Un naufragio solo evocato, le voci concitate di chi si è salvato, la scoperta di essere ancora vivi e la possibilità di potersi riabilitare e far pace con sé stessi.
Questo l’incipit e il fulcro de L’isola degli schiavi, commedia francese scritta nel 1725 da Marivaux per i Comici italiani di Parigi, ora in scena al Piccolo Eliseo di Roma.
Gli spazi ridotti del palco si adattano all’essenzialità di un allestimento che punta soprattutto alle parole e al senso ultimo del significato: un piccolo praticabile girevole diventa il fulcro scenico dell’intera commedia abilmente ridotta e adattata Ferdinando Ceriani, anche regista, e Tommaso Mattei.
Sulla scena un abile quintetto di attori: Stefano Fresi (ormai lanciatissimo anche al cinema) e autore anche delle musiche di scena che accompagnano con delicatezza ogni momento, nel ruolo del Conte Ificrate. Accanto a lui la serva Silvia di Carla Ferraro, la più brillante nei monologhi e rancorosa e vendicativa nel confronti della sua padrona, la marchesa Eufrosine interpretata da una Ippolita Baldini monocorde. Un po’ sopra le righe Giovanni Anzaldo nel ruolo del buono, ma sciocco Papele, servo del Marchese, autorevole quanto necessario Carlo Ragone nel ruolo del governatore Trivellino.
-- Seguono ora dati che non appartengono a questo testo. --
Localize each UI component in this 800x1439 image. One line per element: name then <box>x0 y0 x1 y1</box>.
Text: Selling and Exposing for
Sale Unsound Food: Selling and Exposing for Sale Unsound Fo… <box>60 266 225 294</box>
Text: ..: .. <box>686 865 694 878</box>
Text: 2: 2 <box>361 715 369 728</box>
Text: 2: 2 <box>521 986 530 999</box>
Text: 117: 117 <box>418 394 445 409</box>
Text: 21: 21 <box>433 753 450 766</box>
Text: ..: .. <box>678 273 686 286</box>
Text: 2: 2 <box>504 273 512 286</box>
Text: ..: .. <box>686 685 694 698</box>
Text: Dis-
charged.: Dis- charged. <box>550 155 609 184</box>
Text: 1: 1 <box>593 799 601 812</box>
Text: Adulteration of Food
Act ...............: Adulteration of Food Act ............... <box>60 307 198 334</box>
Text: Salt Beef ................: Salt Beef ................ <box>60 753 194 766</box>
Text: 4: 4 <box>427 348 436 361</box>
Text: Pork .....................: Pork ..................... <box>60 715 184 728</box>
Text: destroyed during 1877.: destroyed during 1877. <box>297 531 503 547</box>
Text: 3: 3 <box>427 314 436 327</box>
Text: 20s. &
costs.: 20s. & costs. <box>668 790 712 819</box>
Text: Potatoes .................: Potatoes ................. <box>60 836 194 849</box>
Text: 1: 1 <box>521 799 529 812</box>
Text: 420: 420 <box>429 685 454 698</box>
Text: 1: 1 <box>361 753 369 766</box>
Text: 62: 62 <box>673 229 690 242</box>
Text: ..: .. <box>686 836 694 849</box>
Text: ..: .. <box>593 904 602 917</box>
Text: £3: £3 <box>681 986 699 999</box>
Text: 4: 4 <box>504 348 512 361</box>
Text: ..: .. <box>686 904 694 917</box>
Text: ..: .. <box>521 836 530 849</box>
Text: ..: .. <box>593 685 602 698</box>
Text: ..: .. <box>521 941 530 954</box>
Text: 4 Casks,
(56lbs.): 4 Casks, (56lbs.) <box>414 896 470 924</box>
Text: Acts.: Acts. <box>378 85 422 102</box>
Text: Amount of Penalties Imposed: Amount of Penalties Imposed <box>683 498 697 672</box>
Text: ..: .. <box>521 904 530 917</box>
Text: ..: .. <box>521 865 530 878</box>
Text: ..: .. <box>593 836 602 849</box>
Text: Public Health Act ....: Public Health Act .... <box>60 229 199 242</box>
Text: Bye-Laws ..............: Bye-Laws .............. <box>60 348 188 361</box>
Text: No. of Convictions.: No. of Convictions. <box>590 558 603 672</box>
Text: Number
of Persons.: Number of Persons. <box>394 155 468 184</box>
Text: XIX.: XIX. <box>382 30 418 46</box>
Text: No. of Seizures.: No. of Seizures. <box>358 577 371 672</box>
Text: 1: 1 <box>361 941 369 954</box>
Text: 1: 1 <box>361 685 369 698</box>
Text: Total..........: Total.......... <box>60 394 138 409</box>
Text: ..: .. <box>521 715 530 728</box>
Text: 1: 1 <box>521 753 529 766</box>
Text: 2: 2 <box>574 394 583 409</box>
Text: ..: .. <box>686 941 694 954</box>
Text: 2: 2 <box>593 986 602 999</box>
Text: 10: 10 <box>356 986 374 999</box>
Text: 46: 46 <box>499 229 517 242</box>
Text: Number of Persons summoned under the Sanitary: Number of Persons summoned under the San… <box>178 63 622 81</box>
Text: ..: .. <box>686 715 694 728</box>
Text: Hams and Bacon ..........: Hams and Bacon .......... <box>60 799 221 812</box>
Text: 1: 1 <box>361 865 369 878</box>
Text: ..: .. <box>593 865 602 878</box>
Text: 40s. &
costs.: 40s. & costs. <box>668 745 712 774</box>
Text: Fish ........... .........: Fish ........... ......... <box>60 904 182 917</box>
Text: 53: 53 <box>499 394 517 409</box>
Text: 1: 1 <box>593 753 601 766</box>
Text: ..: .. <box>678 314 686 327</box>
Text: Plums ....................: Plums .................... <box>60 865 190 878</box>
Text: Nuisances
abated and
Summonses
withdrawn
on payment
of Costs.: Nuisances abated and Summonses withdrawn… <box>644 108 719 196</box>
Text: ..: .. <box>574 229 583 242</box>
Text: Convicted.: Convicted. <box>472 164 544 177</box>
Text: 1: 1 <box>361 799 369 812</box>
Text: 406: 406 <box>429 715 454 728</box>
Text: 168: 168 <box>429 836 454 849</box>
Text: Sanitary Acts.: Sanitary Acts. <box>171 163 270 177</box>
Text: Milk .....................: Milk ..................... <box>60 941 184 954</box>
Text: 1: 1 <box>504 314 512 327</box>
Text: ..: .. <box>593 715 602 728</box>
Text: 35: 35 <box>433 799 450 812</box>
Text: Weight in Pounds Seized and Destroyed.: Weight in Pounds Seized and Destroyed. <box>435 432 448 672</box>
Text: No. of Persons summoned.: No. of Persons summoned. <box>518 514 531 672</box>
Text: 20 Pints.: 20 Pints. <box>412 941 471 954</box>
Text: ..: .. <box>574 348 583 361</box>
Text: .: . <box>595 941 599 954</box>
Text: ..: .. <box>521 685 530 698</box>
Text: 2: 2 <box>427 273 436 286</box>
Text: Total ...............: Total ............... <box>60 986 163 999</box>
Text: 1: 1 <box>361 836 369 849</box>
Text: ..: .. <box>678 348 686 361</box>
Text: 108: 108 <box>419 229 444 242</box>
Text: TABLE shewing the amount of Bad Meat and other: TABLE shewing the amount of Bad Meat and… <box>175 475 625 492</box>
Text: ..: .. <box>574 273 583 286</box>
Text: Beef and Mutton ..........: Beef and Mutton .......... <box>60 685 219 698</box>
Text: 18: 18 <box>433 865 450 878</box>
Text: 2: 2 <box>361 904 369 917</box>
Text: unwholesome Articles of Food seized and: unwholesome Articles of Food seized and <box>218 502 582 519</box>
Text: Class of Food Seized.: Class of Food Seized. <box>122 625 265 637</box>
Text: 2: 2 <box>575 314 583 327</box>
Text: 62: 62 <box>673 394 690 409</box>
Tutto accade molto velocemente (poco meno di un’ora e mezza, molti ragazzi fra il pubblico) in un testo che viene di rado rappresentato: scritto nel 1725 parla di diversità e disuguaglianza sociale, ma senza inneggiare alla violenza che scatenerà la Rivoluzione Francese configurandosi come un testo sul razionalismo che difende la diversità di classe quasi limitandosi a recuperare il proprio ruolo e a far pace con sé stessi.
Certo, nessuna catarsi potrebbe verificarsi senza il provvidenziale naufragio che coinvolge una coppia di aristocratici accompagnati dai rispettivi servi abituati ad essere maltrattati e vessati in ogni modo.
Ma ciuscuno è totalmente inadeguato al proprio ruolo: anche agghindati da padroni, i servi non riescono ad essere diversi da come sono e tutti hanno necessità di tornare al proprio, indissolubile status.
“Nessuno è più schiavo di chi si considera libero senza esserlo” parole illuminanti quelle del governatore Trivellino anche perché l’isola degli schiavi intende ristabilire la giustizia invertendo i ruoli e aiutando ciascuno a recuperare la propria coscienza per rispettare l’altro: i servi nel ruolo di padroni impareranno a superare il desiderio di vendetta e di rivalsa perdonandolo, i padroni impareranno a rispettare i loro servi pentendosi del loro comportamento.
Un apologo morale che finisce senza violenze, didascalico e pedagogico per imparare a pentirsi dei propri errori purché alla fine tutto torni come prima. Ma è solo l’utopia vagheggiata da Marivaux. Ben prima della Rivoluzione Francese e dello stesso Beaumarchais non altrettanto tenero nei confronti dell’aristocrazia nelle sue Nozze di Figaro, spiccatamente rivoluzionario.
Ottima occasione per rivedere e apprezzare un testo poco conosciuto, ma illuminante. In scena fino al 9 aprile al Piccolo Eliseo di Roma, info, www.teatroeliseo.com e www.vivaticket.it.